謙信様と過ごす日々は、穏やかで――ここが乱世の真っ只中だと、忘れてしまいそうなほど。


あんなに嫉妬深かった謙信様も、今や停戦協定を結び味方同士となった安土の面々とは文のやり取りを許してくれて。
佐助くんに文章の添削をお願いしては、他愛のないやり取りが続いている。
その内、年明けくらいには挨拶に何処かで会うか、なんて謙信様と信長様がやり取りをしていると聞いているし、楽しみに事欠かない。


私もじっとしていては体が鈍る、と謙信様に頼み込んで、針子のお仕事を任せてもらった。
針子さん達は皆同年代で、女子会トークで毎日盛り上がっている。


たまに信玄様と幸村も会いに来てくれて、困った事は無いか、謙信に泣かされてないか、なんて世話を焼いてくれ、その度に謙信様が怒って道場に二人を連れていってしまう――しかし、あくまでも、楽しげに。

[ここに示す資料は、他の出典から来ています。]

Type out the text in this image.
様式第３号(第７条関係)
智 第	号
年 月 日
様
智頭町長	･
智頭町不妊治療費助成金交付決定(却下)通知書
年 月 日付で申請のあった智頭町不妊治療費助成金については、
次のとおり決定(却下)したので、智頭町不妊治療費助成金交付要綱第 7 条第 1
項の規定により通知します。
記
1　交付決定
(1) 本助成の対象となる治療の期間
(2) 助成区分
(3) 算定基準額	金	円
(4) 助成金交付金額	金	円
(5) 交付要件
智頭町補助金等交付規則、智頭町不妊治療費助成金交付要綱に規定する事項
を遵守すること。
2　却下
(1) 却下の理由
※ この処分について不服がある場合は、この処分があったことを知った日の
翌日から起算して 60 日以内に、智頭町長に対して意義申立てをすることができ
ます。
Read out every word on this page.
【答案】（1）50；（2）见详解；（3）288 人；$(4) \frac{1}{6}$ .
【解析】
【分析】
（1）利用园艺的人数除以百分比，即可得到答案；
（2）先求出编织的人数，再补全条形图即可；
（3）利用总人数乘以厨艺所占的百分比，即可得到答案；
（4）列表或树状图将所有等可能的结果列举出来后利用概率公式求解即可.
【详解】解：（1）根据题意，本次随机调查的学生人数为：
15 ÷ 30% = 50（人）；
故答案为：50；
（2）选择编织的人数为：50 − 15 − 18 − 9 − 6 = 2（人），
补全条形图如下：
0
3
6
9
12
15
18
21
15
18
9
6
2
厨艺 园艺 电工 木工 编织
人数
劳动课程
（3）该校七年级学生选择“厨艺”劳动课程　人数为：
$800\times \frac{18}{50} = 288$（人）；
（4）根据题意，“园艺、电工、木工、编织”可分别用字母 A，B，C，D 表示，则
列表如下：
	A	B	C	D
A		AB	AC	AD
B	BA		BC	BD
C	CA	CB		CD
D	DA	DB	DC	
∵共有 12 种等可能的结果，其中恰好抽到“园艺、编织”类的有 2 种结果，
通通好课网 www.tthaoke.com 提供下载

冬も深まってきたけれど、暖かい、木漏れ日の様な優しさに包まれて。
恙無く、幸せで、満ち足りた日々がこの先も続くと思っていた――






「お客様、ですか?」
「あぁ、昔の馴染みだ。千花にも、饗しを宜しく頼む」
「わかりました!昔の馴染み、かぁ…謙信様のお話、色々聞けるでしょうか?」


「…昔の俺のことなど、聞いても面白みが無いだろう。寝ても暮れても戦に明け暮れていたのだから」
「それでも、いいんです!謙信様の事、もっと知りたい…だって、好きですもん」



私の好き、の言葉に満足気な笑みを浮かべた、美しい顔がずい、と近付く。
口付けの予感に、目を閉じると、望み通りの温もりがすぐに落ちてくる。